With a push from the pandemic, digital health began to transform healthcare delivery. It has been particularly useful for advancing remote cardiac care. Massachusetts-based Infobionic, for example, has just launched a new continuous virtual telemetry platform — the first of its kind.
“As the industry has evolved through the COVID-19 pandemic, so has the need for greater reliance on remote monitoring, yet not just for cardiac arrythmias,” the company says. “The need to address the varying levels of clinical complexity from low acuity to high acuity with continuous cardiac telemetry in a remote or virtual care environment has risen to be one of the major efforts that healthcare is undertaking. The CMS hospital-without-walls and ensuing hospital-at-home initiatives have cemented their position towards this shift from brick-and-mortar care to virtual care.”
The MoMe™ ARC Platform is designed to ensure that all levels of acuity can be monitored in a virtual care environment and “hands power back to clinicians while enabling them to step confidently into virtual care.”
“When InfoBionic was founded more than a decade ago, we reimagined accepted norms for cardiac arrythmia detection with a full disclosure model that was built upon the principles of unwavering quality and continual innovation.
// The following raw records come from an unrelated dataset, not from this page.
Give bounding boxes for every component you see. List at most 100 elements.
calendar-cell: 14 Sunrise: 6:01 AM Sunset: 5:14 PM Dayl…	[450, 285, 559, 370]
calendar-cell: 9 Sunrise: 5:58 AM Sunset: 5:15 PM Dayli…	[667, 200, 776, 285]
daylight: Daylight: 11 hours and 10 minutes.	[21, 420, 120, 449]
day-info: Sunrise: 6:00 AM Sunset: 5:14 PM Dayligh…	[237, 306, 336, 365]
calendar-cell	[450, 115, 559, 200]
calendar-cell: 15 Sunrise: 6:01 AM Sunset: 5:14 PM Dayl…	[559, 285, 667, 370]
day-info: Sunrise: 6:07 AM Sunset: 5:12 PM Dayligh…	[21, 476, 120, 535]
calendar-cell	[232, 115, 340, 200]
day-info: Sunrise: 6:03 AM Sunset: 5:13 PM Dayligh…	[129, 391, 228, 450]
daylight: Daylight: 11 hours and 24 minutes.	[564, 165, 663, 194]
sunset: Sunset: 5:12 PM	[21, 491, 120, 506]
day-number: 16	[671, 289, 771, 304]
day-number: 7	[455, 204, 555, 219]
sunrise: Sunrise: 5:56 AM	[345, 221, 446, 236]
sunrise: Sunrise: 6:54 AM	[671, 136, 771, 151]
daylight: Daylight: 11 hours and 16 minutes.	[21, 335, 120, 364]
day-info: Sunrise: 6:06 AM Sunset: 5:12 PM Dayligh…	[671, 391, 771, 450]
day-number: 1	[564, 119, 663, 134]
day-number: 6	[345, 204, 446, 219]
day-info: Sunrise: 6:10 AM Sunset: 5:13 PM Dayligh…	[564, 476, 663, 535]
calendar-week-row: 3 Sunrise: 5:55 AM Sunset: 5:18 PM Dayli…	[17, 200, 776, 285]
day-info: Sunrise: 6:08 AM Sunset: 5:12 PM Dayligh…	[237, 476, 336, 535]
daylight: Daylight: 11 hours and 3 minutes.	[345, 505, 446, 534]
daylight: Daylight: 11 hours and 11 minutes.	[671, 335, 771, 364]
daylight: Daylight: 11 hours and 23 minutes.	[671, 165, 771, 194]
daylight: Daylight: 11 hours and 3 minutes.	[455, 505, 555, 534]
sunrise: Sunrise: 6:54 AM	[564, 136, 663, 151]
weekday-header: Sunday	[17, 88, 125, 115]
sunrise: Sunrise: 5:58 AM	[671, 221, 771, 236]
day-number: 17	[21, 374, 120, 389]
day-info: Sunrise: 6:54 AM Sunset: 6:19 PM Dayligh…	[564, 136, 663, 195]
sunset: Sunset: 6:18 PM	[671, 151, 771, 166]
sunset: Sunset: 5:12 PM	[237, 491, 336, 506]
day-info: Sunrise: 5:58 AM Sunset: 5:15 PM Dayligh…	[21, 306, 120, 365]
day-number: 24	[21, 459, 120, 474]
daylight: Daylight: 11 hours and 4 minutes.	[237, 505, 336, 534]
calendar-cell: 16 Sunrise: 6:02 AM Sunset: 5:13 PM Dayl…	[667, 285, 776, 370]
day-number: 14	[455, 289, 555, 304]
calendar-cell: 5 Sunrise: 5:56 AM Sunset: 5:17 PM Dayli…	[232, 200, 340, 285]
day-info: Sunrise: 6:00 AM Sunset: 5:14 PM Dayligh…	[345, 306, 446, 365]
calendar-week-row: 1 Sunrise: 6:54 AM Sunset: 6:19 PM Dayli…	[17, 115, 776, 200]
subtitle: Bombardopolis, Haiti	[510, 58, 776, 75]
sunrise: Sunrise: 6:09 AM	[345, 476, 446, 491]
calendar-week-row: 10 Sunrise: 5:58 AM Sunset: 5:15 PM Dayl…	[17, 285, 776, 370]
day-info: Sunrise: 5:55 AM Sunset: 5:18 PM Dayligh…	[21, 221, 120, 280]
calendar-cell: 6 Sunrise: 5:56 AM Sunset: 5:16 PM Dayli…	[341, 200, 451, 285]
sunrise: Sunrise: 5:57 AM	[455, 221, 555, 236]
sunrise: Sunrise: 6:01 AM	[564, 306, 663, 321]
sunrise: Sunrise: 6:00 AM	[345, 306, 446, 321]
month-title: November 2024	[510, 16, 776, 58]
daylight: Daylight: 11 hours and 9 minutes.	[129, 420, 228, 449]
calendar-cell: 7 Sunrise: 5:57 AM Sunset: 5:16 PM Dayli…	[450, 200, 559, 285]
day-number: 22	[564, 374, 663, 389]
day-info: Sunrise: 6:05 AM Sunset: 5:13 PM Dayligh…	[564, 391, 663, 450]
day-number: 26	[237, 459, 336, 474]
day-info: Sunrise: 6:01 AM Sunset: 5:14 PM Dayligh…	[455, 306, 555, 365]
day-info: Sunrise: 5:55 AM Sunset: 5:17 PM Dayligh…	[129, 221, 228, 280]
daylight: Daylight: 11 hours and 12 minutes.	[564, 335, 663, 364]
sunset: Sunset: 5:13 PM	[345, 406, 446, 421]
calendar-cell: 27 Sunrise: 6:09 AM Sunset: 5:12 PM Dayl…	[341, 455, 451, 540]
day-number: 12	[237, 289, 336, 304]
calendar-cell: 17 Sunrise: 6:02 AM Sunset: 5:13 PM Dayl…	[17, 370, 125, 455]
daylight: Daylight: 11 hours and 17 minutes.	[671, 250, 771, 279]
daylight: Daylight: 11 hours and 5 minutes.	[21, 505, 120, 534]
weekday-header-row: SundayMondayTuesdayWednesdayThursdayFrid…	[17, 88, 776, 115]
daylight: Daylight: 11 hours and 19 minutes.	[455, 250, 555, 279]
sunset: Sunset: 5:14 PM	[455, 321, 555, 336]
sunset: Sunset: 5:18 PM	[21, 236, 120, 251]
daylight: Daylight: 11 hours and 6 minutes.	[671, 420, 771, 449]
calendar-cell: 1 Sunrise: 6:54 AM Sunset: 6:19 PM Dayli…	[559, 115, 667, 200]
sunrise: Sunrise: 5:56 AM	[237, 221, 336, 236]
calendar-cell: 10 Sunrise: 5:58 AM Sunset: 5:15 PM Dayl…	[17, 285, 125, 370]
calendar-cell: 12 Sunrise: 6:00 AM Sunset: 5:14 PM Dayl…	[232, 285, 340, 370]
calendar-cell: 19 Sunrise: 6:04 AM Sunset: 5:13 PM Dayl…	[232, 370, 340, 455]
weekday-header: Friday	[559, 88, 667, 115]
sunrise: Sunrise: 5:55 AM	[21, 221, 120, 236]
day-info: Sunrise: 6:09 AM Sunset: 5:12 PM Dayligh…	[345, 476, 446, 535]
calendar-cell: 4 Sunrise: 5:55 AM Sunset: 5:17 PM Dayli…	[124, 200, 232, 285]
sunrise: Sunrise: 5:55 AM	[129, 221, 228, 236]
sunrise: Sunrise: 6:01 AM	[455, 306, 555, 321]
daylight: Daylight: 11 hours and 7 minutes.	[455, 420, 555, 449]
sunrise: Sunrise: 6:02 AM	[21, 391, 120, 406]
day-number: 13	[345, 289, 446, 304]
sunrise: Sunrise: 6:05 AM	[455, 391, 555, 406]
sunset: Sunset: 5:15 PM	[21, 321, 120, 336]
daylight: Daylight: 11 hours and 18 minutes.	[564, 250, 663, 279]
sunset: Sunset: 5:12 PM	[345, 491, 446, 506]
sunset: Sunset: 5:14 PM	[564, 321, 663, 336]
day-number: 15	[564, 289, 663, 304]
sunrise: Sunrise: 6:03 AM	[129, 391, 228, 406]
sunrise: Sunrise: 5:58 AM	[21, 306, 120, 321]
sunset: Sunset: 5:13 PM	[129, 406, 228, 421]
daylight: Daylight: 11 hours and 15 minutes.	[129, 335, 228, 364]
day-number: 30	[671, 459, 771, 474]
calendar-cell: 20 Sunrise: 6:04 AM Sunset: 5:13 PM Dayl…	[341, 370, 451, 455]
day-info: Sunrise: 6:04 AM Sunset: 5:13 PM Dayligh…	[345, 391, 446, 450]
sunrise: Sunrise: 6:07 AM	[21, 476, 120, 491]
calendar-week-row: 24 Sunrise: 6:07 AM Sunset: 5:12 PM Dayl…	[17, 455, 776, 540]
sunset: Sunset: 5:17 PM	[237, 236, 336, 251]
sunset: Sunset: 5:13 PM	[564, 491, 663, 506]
Today, we're carrying those same pillars forward as we make yet another bold foray into the future of virtual healthcare,” says Stuart Long, CEO of digital health company InfoBionic.
Long notes that the pandemic and the need for remote monitoring is pushing the industry to “find ways to manage transferring patients from the hospital to the home on a platform that allows a seamless and unified monitoring experience, yet while being capable of extending and replicating as close to possible the step-down level of continuous telemetry monitoring they have in hospital.”
The future of remote cardiac telemetry, says Long, lies not just in the wearable device itself, but in the platform it serves. For example, the MoMe Kardia device, which currently can detect and diagnose up to 30 different arrythmias, records and sends the data in near-real time to the clinician, who then can take immediate action, should it be warranted.
Yet in virtual care, the goal for hospitals and health systems is to increase capacity and maximize resources to better manage patients by effectively removing the walls of the hospital.
“As a virtual telemetry company specialized in remote cardiac arrythmia monitoring, we are proud to deliver the MoMe ARC Platform,” says Long. “If the last few years have taught us one thing, it's that healthcare is changing. Care models are transforming. Providers are doing more in a virtual setting than ever before. Reimbursement paradigms are shifting to put value first. And clinicians are challenged to navigate all of this without ever losing focus on the patient. In order to support this new world of healthcare, telemetry must also adapt.”